The evidence of the perceived thing lies

Digital media is not a new field whose contexts are created solely by its own technological and popular usage, as the technologically deterministic discourses surrounding internet, mobile communication etc sometimes imply. It is rooted in traditions of information theory, of machines, of philosophy and of politics, but it has its pioneers, who are increasingly recognised. Pataphysics, Experiments in Art and Technology (EAT), Artists Placement Group (APG), to name but a few, give us important insights into the possibilities and mistakes. Slowly but surely there is broad recognition of the influence and importance of the individual and groups practices that define these movements, but more importantly there is the possibility to explore their legacy as a condition of contemporary digital media..

If we are to be honest and face up to the inherent dilemma that plague works in digital media for practitioners and viewers / users alike, we must face up to the realities of what exformation means. The first problem relates to the practice and the historical; the idea that the practice in which we engage not only has its forebears in terms of discourse, between the development of a technological determinism relating to cybernetics, information theory etc, but also in the specific fields in which we seek to contextualise it, design, politics, publishing, art etc. The information or outcomes need to express this in terms of their references through practice, and an in depth and focussed understanding of an area of interest. But this is also the problem, potential exformation is vast, and we must ensure that the information contained in the outcome, clearly defines, or at least alludes to, its relative nodes in our shared comprehension of its exformative elements.

Secondly, we must recognise that our relationship to digital media is always through a physical layer, perceptually and physiologically. If we are not relying on the spoken word, the figurative, the personality or actor, we are unable to process the sensuality of exformation with the same richness.

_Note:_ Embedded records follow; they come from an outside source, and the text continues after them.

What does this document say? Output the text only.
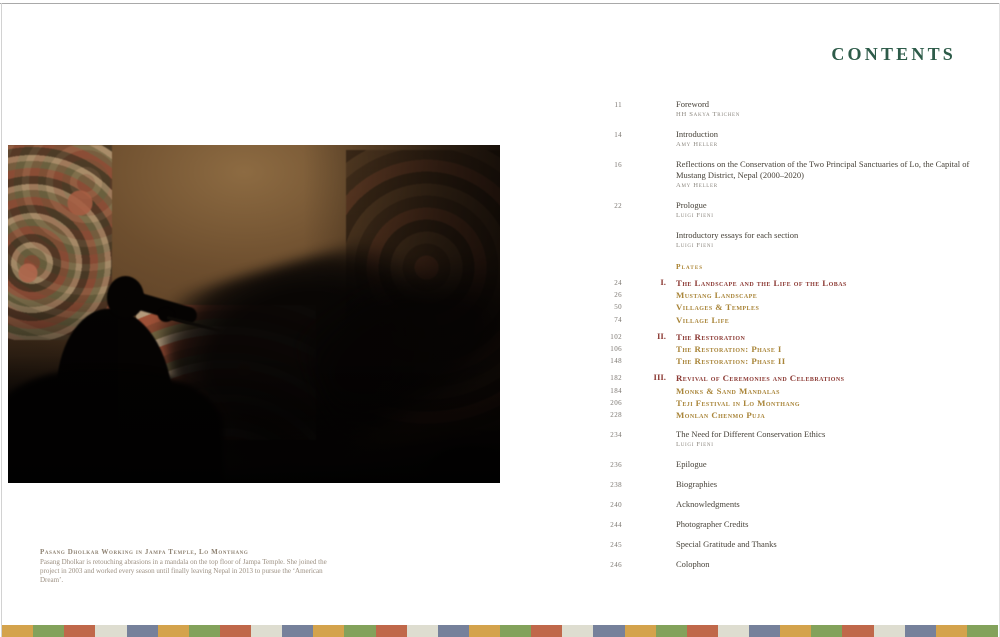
CONTENTS
Pasang Dholkar Working in Jampa Temple, Lo Monthang
Pasang Dholkar is retouching abrasions in a mandala on the top floor of Jampa Temple. She joined the project in 2003 and worked every season until finally leaving Nepal in 2013 to pursue the ‘American Dream’.
11	Foreword
HH Sakya Trichen
14	Introduction
Amy Heller
16	Reflections on the Conservation of the Two Principal Sanctuaries of Lo, the Capital of Mustang District, Nepal (2000–2020)
Amy Heller
22	Prologue
Luigi Fieni
Introductory essays for each section
Luigi Fieni
Plates
24	I.	The Landscape and the Life of the Lobas
26	Mustang Landscape
50	Villages & Temples
74	Village Life
102	II.	The Restoration
106	The Restoration: Phase I
148	The Restoration: Phase II
182	III.	Revival of Ceremonies and Celebrations
184	Monks & Sand Mandalas
206	Teji Festival in Lo Monthang
228	Monlan Chenmo Puja
234	The Need for Different Conservation Ethics
Luigi Fieni
236	Epilogue
238	Biographies
240	Acknowledgments
244	Photographer Credits
245	Special Gratitude and Thanks
246	Colophon
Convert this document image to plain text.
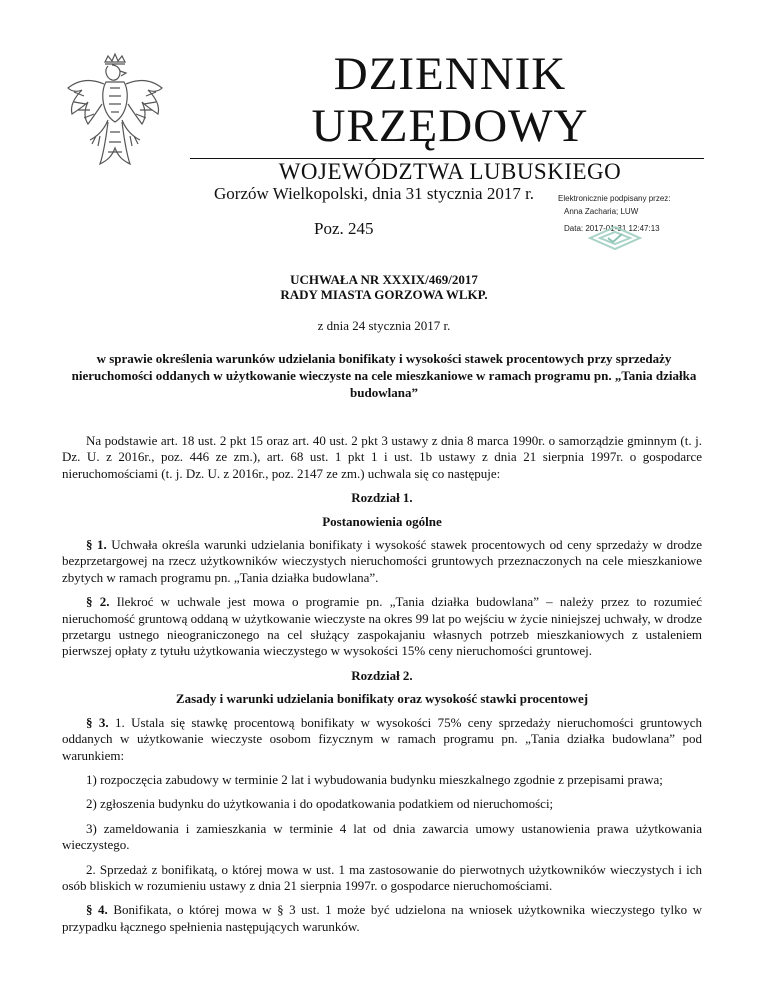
DZIENNIK URZĘDOWY
WOJEWÓDZTWA LUBUSKIEGO
Gorzów Wielkopolski, dnia 31 stycznia 2017 r.
Poz. 245
Elektronicznie podpisany przez:
Anna Zacharia; LUW
Data: 2017-01-31 12:47:13
UCHWAŁA NR XXXIX/469/2017
RADY MIASTA GORZOWA WLKP.
z dnia 24 stycznia 2017 r.
w sprawie określenia warunków udzielania bonifikaty i wysokości stawek procentowych przy sprzedaży nieruchomości oddanych w użytkowanie wieczyste na cele mieszkaniowe w ramach programu pn. „Tania działka budowlana”

Na podstawie art. 18 ust. 2 pkt 15 oraz art. 40 ust. 2 pkt 3 ustawy z dnia 8 marca 1990r. o samorządzie gminnym (t. j. Dz. U. z 2016r., poz. 446 ze zm.), art. 68 ust. 1 pkt 1 i ust. 1b ustawy z dnia 21 sierpnia 1997r. o gospodarce nieruchomościami (t. j. Dz. U. z 2016r., poz. 2147 ze zm.) uchwala się co następuje:

Rozdział 1.

Postanowienia ogólne

§ 1. Uchwała określa warunki udzielania bonifikaty i wysokość stawek procentowych od ceny sprzedaży w drodze bezprzetargowej na rzecz użytkowników wieczystych nieruchomości gruntowych przeznaczonych na cele mieszkaniowe zbytych w ramach programu pn. „Tania działka budowlana”.

§ 2. Ilekroć w uchwale jest mowa o programie pn. „Tania działka budowlana” – należy przez to rozumieć nieruchomość gruntową oddaną w użytkowanie wieczyste na okres 99 lat po wejściu w życie niniejszej uchwały, w drodze przetargu ustnego nieograniczonego na cel służący zaspokajaniu własnych potrzeb mieszkaniowych z ustaleniem pierwszej opłaty z tytułu użytkowania wieczystego w wysokości 15% ceny nieruchomości gruntowej.

Rozdział 2.

Zasady i warunki udzielania bonifikaty oraz wysokość stawki procentowej

§ 3. 1. Ustala się stawkę procentową bonifikaty w wysokości 75% ceny sprzedaży nieruchomości gruntowych oddanych w użytkowanie wieczyste osobom fizycznym w ramach programu pn. „Tania działka budowlana” pod warunkiem:

1) rozpoczęcia zabudowy w terminie 2 lat i wybudowania budynku mieszkalnego zgodnie z przepisami prawa;

2) zgłoszenia budynku do użytkowania i do opodatkowania podatkiem od nieruchomości;

3) zameldowania i zamieszkania w terminie 4 lat od dnia zawarcia umowy ustanowienia prawa użytkowania wieczystego.

2. Sprzedaż z bonifikatą, o której mowa w ust. 1 ma zastosowanie do pierwotnych użytkowników wieczystych i ich osób bliskich w rozumieniu ustawy z dnia 21 sierpnia 1997r. o gospodarce nieruchomościami.

§ 4. Bonifikata, o której mowa w § 3 ust. 1 może być udzielona na wniosek użytkownika wieczystego tylko w przypadku łącznego spełnienia następujących warunków.
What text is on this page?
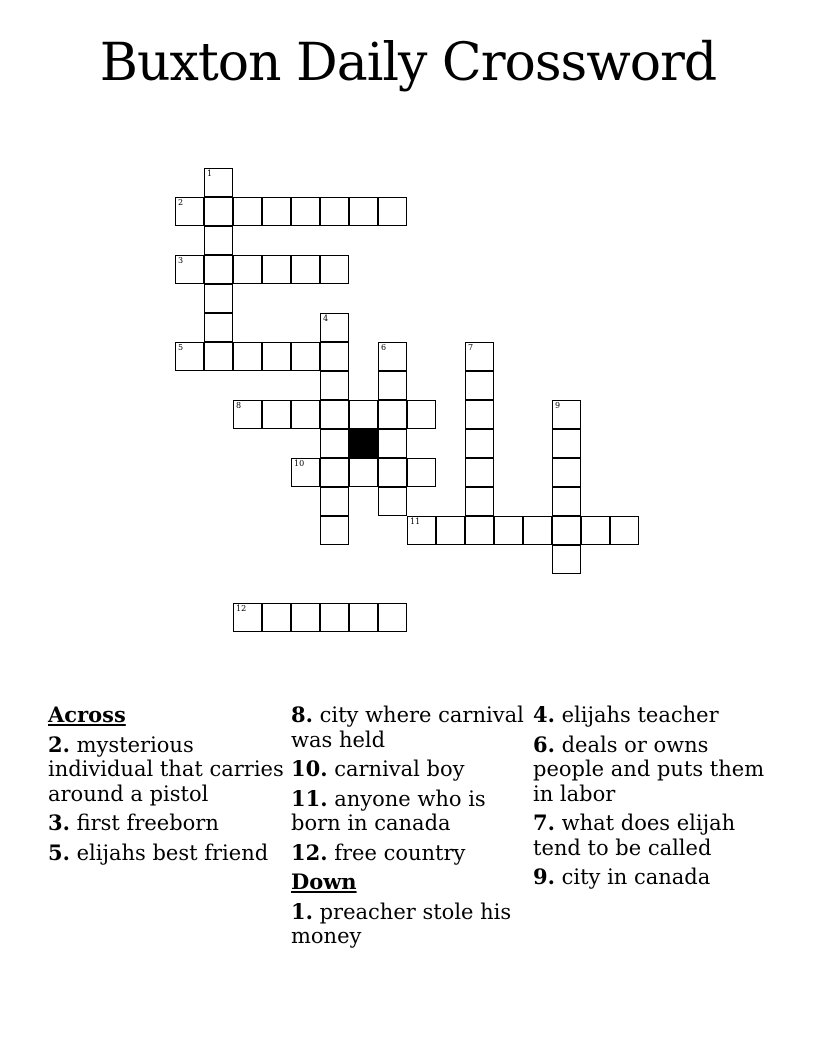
Buxton Daily Crossword
1
2
3
4
5	6	7
8	9
10
11
12
Across
2. mysterious individual that carries around a pistol
3. first freeborn
5. elijahs best friend
8. city where carnival was held
10. carnival boy
11. anyone who is born in canada
12. free country
Down
1. preacher stole his money
4. elijahs teacher
6. deals or owns people and puts them in labor
7. what does elijah tend to be called
9. city in canada
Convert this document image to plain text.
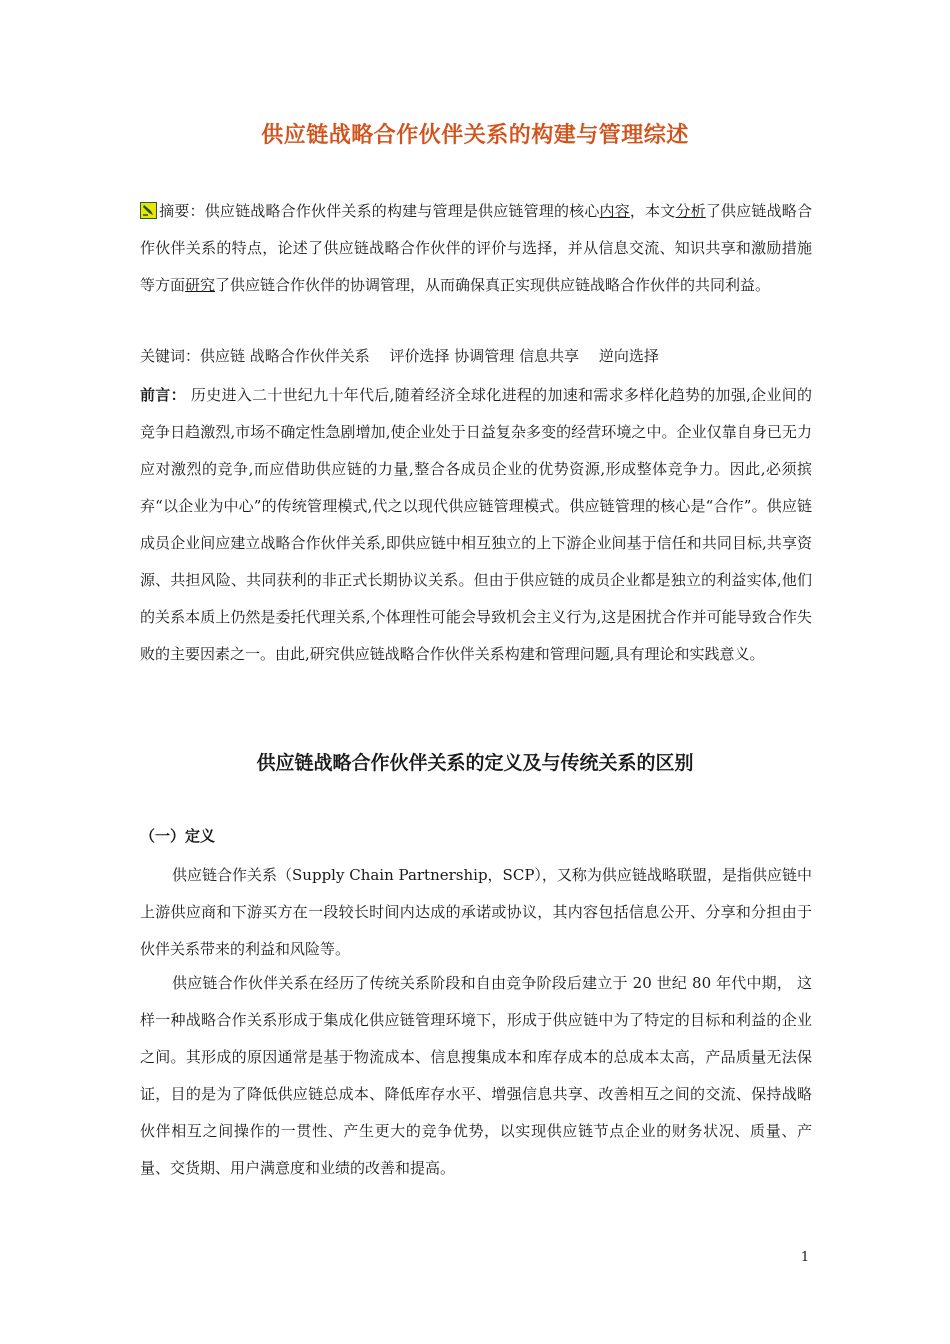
供应链战略合作伙伴关系的构建与管理综述
摘要：供应链战略合作伙伴关系的构建与管理是供应链管理的核心内容，本文分析了供应链战略合作伙伴关系的特点，论述了供应链战略合作伙伴的评价与选择，并从信息交流、知识共享和激励措施等方面研究了供应链合作伙伴的协调管理，从而确保真正实现供应链战略合作伙伴的共同利益。
关键词：供应链 战略合作伙伴关系　 评价选择 协调管理 信息共享　 逆向选择
前言： 历史进入二十世纪九十年代后,随着经济全球化进程的加速和需求多样化趋势的加强,企业间的竞争日趋激烈,市场不确定性急剧增加,使企业处于日益复杂多变的经营环境之中。企业仅靠自身已无力应对激烈的竞争,而应借助供应链的力量,整合各成员企业的优势资源,形成整体竞争力。因此,必须摈弃“以企业为中心”的传统管理模式,代之以现代供应链管理模式。供应链管理的核心是“合作”。供应链成员企业间应建立战略合作伙伴关系,即供应链中相互独立的上下游企业间基于信任和共同目标,共享资源、共担风险、共同获利的非正式长期协议关系。但由于供应链的成员企业都是独立的利益实体,他们的关系本质上仍然是委托代理关系,个体理性可能会导致机会主义行为,这是困扰合作并可能导致合作失败的主要因素之一。由此,研究供应链战略合作伙伴关系构建和管理问题,具有理论和实践意义。
供应链战略合作伙伴关系的定义及与传统关系的区别
（一）定义
供应链合作关系（Supply Chain Partnership，SCP），又称为供应链战略联盟，是指供应链中上游供应商和下游买方在一段较长时间内达成的承诺或协议，其内容包括信息公开、分享和分担由于伙伴关系带来的利益和风险等。
供应链合作伙伴关系在经历了传统关系阶段和自由竞争阶段后建立于 20 世纪 80 年代中期， 这样一种战略合作关系形成于集成化供应链管理环境下，形成于供应链中为了特定的目标和利益的企业之间。其形成的原因通常是基于物流成本、信息搜集成本和库存成本的总成本太高，产品质量无法保证，目的是为了降低供应链总成本、降低库存水平、增强信息共享、改善相互之间的交流、保持战略伙伴相互之间操作的一贯性、产生更大的竞争优势，以实现供应链节点企业的财务状况、质量、产量、交货期、用户满意度和业绩的改善和提高。
1
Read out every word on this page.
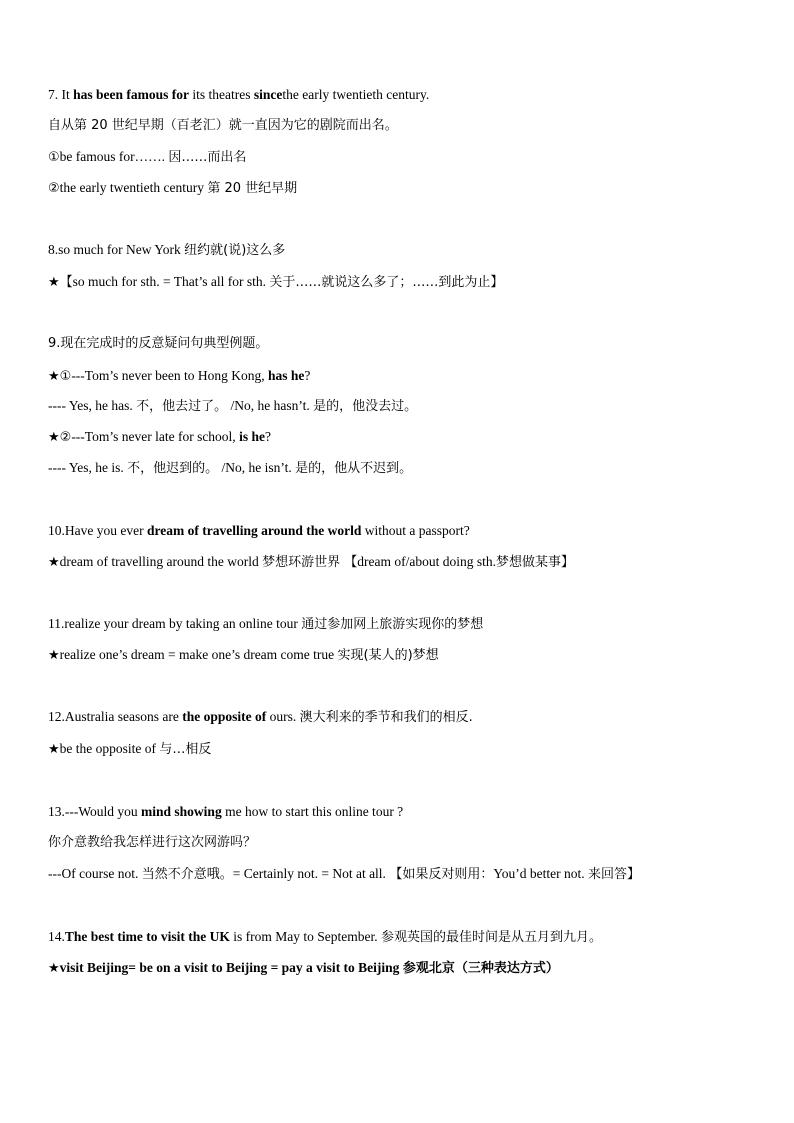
7. It has been famous for its theatres sincethe early twentieth century.
自从第 20 世纪早期（百老汇）就一直因为它的剧院而出名。
①be famous for……. 因……而出名
②the early twentieth century 第 20 世纪早期
8.so much for New York 纽约就(说)这么多
★【so much for sth. = That’s all for sth. 关于……就说这么多了；……到此为止】
9.现在完成时的反意疑问句典型例题。
★①---Tom’s never been to Hong Kong, has he?
---- Yes, he has. 不，他去过了。 /No, he hasn’t. 是的，他没去过。
★②---Tom’s never late for school, is he?
---- Yes, he is. 不，他迟到的。 /No, he isn’t. 是的，他从不迟到。
10.Have you ever dream of travelling around the world without a passport?
★dream of travelling around the world 梦想环游世界 【dream of/about doing sth.梦想做某事】
11.realize your dream by taking an online tour 通过参加网上旅游实现你的梦想
★realize one’s dream = make one’s dream come true 实现(某人的)梦想
12.Australia seasons are the opposite of ours. 澳大利来的季节和我们的相反.
★be the opposite of 与…相反
13.---Would you mind showing me how to start this online tour ?
你介意教给我怎样进行这次网游吗？
---Of course not. 当然不介意哦。= Certainly not. = Not at all. 【如果反对则用：You’d better not. 来回答】
14.The best time to visit the UK is from May to September. 参观英国的最佳时间是从五月到九月。
★visit Beijing= be on a visit to Beijing = pay a visit to Beijing 参观北京（三种表达方式）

The text message, web page, interactive installation is communicating at extremely low-bandwidths. The pathways are restricted, and there is little heat in the message.

In the final analysis, it is critical then to consider the range of exformation in relation to the piece of information. Whilst a sociological understanding of a network of nodes, data and content takes us away from any reading of the material as simply representing capitalist ideals (devoid of a discourse to product and use value), to argue against the perception of media in its physical forms is to understand only the narrow bandwidth of information. On a day to day level, our increasingly shared experience of technology will certainly affect the wider audiences ability to develop an exformative view of the aesthetic process leading to digital media outcomes, and therefore the role of the practitioner. During this ongoing process, the critical question for the practitioner or designer of information environments, networked media or physical interactive artworks is then a positive: ‘What is missing?’